Could Donald Trump drop out of the presidential race? It seems doubtful that his ego would permit him to slink away like the World’s Biggest Loser. But Republicans are reportedly preparing for the possibility of replacing him with another candidate, in the unlikely event that happens. ABC News reports that party rules stipulate that, if Trump voluntarily exits the race, the 168 members of the Republican National Committee would pick a replacement.
Here’s the problem: Balloting deadlines in key states might make replacing his name with another candidate’s name on the ballot into a massive logistical nightmare.
For instance, in order for Republicans to replace Trump’s name in Ohio — which is all but certainly a must-win state for the GOP — Trump might have to quit and be replaced by the RNC within the next five days. That’s right — five days.
The deadline for major and minor parties to submit names for the ballot in Ohio is August 10th, according to a spokesman for the Ohio Secretary of State’s office. That’s five days away.
Now, it’s possible that Republicans could get a replacement name on the ballot in Ohio if Trump quits and gets replaced after that date. But here it gets very complicated. Joshua Eck, a spokesman for Ohio Secretary of State Jon Husted, tells me that Ohio law does not provide for a process by which a replacement presidential candidate can be added to the ballot after that date — but it does not preclude that from happening, either.
“Ohio law is silent on replacing presidential candidates on the ballot,” Eck tells me.
What this means is that if Trump were to quit and be replaced at some point later than five days from now, the battle over whether the replacement name could be added to the ballot in Ohio would very likely go to the courts, and would be decided there.
Another possibility at this point would be that the Ohio state legislature could pass a law making it possible to allow the Republican Party to add a replacement name to the ballot after the deadline, election law expert Rick Hasen tells me.
“State legislatures have very broad powers to set election laws in presidential elections, and I would expect the Republican-dominated Ohio legislature to do what they need to do in order to deal with this,” Hasen says. “But Hillary Clinton supporters would likely challenge this, too, in court.

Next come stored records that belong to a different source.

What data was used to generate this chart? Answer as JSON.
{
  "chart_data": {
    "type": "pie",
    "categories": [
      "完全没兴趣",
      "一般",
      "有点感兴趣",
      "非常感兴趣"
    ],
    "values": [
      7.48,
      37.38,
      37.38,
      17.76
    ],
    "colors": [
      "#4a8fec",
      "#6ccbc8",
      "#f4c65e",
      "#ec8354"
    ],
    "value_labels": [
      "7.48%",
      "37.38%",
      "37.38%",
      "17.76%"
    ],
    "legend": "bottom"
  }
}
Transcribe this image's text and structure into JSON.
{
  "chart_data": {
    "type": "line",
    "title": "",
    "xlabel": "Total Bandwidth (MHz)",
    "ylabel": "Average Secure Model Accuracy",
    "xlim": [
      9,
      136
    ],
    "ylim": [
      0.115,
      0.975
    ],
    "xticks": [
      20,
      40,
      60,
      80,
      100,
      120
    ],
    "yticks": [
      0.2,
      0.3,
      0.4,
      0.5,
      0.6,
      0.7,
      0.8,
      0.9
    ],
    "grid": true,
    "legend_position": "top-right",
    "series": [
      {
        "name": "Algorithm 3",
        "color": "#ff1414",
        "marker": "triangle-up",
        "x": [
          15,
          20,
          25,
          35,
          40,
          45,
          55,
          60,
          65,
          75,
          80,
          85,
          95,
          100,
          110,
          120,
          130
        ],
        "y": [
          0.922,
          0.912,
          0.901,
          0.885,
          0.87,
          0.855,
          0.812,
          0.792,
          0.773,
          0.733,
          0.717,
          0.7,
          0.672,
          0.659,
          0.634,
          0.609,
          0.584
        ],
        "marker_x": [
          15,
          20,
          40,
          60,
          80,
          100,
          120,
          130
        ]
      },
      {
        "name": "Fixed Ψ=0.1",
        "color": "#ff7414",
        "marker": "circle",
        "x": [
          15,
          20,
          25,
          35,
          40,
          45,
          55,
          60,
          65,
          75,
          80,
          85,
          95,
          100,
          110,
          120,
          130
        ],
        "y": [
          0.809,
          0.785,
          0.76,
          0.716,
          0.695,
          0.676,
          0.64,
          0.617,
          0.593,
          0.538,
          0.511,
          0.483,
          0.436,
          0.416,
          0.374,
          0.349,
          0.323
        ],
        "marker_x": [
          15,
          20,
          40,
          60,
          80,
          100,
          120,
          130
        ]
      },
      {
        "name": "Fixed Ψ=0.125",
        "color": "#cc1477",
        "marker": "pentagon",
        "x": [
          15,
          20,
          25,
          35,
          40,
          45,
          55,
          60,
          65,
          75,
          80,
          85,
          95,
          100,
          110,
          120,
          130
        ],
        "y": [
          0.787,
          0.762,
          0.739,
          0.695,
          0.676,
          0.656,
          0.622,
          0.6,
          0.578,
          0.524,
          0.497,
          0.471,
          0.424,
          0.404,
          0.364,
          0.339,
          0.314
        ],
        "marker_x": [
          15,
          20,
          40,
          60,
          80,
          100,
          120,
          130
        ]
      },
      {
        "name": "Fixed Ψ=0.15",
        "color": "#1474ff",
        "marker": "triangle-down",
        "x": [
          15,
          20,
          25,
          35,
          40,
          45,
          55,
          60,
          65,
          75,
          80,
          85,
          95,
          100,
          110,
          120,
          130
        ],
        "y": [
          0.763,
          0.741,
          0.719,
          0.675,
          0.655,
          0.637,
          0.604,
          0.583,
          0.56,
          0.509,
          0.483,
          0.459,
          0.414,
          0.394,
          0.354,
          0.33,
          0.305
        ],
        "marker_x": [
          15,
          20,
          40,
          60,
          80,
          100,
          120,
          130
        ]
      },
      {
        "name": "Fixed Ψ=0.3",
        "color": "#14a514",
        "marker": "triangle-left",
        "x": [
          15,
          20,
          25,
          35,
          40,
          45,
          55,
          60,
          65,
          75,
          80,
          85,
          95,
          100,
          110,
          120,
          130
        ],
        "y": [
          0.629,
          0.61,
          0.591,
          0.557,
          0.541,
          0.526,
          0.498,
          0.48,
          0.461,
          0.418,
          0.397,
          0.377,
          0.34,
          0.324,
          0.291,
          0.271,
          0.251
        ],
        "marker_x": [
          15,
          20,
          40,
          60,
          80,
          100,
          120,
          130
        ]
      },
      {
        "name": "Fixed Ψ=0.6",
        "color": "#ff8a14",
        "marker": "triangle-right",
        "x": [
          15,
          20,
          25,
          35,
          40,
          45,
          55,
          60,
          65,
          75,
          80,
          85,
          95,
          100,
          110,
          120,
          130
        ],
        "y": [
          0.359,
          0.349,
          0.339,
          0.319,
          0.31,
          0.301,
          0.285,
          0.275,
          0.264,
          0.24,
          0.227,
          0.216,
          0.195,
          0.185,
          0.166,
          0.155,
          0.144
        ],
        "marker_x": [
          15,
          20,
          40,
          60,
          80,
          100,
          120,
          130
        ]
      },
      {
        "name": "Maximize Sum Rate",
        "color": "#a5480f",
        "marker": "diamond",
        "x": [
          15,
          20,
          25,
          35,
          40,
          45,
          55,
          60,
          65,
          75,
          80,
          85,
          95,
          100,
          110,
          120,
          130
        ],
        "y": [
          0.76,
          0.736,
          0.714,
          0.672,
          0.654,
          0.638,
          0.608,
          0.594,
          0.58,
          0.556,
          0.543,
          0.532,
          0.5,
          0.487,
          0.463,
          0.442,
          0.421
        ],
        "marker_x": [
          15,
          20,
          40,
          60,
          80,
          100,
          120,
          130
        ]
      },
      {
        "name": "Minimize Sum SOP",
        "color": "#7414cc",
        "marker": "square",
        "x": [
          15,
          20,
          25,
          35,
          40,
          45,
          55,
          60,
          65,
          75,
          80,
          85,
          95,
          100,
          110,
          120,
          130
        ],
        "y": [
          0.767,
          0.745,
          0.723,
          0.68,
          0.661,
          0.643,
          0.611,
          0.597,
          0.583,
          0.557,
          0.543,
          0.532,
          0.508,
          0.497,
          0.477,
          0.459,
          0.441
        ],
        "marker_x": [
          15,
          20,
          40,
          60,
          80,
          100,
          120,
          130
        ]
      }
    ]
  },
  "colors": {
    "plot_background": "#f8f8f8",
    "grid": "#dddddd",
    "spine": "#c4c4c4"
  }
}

So if this deadline has passed, there’s no question this issue will end up in court no matter what.”
As an added wrinkle, Eck also tells me that military voters from Ohio will begin casting their ballots in around 50 days.
Or take Pennsylvania. A spokesperson for the Pennsylvania Department of State emails me this:
August 15th is the last day for candidates who were nominated at the primary election to withdraw from the ballot. The Department of State’s Election Bureau will prepare paperwork for the party, which consists of a letter and a substitution nomination certificate. The deadline for major parties to file substitution paperwork is August 25th.
That’s 10 and 20 days away, in which time Trump would have to quit and be replaced by the RNC. Of course, it’s possible that Republicans could go to court after that date and still get a replacement on the ballot.
The bulk of the dates for certifying the names of major party presidential candidates are in August and September — 35 states in total. The GOP, then, would have until about mid-August to find a replacement nominee and still be able to get his or her name on the ballot in enough states to be competitive in November.
For example, if Trump dropped out in late August, his name would already be certified to appear as the Republican candidate for president in at least 18 states. If he dropped out in September, that number could rise to more than 30 states. The Republican Party would have few options available to it, at this point, to remove Trump’s name and replace it with their new nominee. They would likely have to look to the courts.
This is why Politico’s Anna Palmer reports that Republicans privately say Trump quitting would create a huge quagmire. “Republicans could be forced to wage state-by-state legal battles to get a new candidate on the ballot,” Palmer writes, adding: “That would be a time-consuming and expensive exercise for the RNC.”
There’s one last permutation, and this one is really out there. Josh Putnam, a political scientist and expert in election rules, tells me that one possibility is that Trump, having quit, could still have his name on the ballot in many states even as his replacement campaigns in his place. Voters would select Trump, while actually intending to select his replacement, after which the electors from each state would also vote for his replacement.
“While voters will be voting for the presidential candidates, they are actually electing electors to participate in the electoral college,” Putnam says. “If a slate of Republican electors is elected in a state, then they could vote for the replacement candidate should Trump drop out of the race after the deadlines above.”
It’s hard to overstate what a mess that would make, though. It would have to be communicated to millions of voters that they should cast a vote for Trump in the knowledge that they are actually picking his replacement.
The bottom line is that it’s possible Trump could quit and be replaced. But unless it happens very quickly, it’s likely to create a profound logistical nightmare for Republicans, one that would hit them just when they’re trying to ramp up a replacement presidential campaign, even as the race is entering its frenzied home stretch — and all in service of a likely loss in any case.